Bending and lifting both compress your spine on an incre-mental basis, but one-time mishaps, such as squatting with too much weight, slipping and landing on your rear, or hitting a hard spot while riding a toboggan, can also pile-drive your disks. Traumatic compression injury begins with the silent disaster of a vertebral plate cracking, which sets into motion the gradual flattening of your disks, a process that eventually leads to pain. But even if you've religiously avoided bashing your tailbone, you could still be in trouble. People who sit for most of the day are asking for it, because a desk chair imposes a low-grade but long-term compressive load. "If you sit in a slouch," says McGill, "your ligaments compress the spine. If you sit upright, your muscles start compressing the spine."
Your only solution is to use a chair with good lumbar support and to make sure the lumbar-support cushion is nestled into your S curve. Also, raise the seat, com-puter screen, keyboard, and desk surface closer to barstool height. This puts your hips in the 120-to-135-degree range and helps your spine remain in neutral. And take breaks from sitting: Stand up to answer the phone, and visit -- don't e-mail -- a colleague.

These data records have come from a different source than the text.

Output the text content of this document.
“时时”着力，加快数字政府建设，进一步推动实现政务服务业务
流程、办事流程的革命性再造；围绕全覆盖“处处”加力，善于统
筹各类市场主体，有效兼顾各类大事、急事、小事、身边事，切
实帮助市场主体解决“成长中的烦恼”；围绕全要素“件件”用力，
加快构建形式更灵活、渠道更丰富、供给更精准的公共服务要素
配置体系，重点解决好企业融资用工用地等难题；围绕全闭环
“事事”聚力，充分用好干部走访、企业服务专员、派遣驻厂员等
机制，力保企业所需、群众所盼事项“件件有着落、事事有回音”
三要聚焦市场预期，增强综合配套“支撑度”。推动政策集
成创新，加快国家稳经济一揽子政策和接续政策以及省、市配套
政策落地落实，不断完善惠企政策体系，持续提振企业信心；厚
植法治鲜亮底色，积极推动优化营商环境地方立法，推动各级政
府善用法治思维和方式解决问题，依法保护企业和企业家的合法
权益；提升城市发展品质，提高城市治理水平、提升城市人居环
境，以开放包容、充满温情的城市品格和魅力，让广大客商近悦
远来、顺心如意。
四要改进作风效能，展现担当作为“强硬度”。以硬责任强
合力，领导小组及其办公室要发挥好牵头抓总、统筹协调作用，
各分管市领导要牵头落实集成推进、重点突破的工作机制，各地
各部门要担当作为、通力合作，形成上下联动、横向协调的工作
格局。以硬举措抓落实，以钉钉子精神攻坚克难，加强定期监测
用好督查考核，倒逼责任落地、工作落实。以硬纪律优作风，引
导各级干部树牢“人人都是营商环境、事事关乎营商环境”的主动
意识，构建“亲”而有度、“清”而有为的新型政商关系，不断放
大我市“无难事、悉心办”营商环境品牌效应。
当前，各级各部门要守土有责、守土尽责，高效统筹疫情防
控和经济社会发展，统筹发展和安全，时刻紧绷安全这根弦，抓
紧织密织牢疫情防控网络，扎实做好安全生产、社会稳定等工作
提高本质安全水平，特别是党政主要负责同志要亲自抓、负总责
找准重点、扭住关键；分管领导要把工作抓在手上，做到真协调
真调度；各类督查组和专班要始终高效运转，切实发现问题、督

Rotating your upper body without simultaneously rotating your pelvis will, over time, slowly squeeze the gel from your disks and damage their outer layers. If you're seated as you read this and you need clarification, take note: "When you're at your desk and you keep twisting to reach your phone, every twist while flexing creates a combined load, which doubles the destructive effect," McGill says.
Of course, rotational exercises -- cable woodchoppers, twisting medicine-ball throws, and oblique crunches, for example -- have become commonplace in the past few years. Are they spine wreckers? It is possible to rotate without increasing your risk of spinal load, says McGill, if you move your upper and lower body as a single unit. To preserve the neutral spine position while doing rotational exercises, imagine that you've nailed boards from the bottom of your rib cage to the top of your hips so your pelvis and rib cage move as a block. Ignore this advice at your own risk. "Twisting torque," McGill cautions, "creates four to five times the load on the disks compared with other kinds of movements."
So now that you've met the four horsemen, what will you do? It's quite simple. Respect your spinal S curve. Don't flatten it or overload it, and surround and fortify it with muscle. And back pain will be one more grumpy-old-man ailment you'll never have to complain about.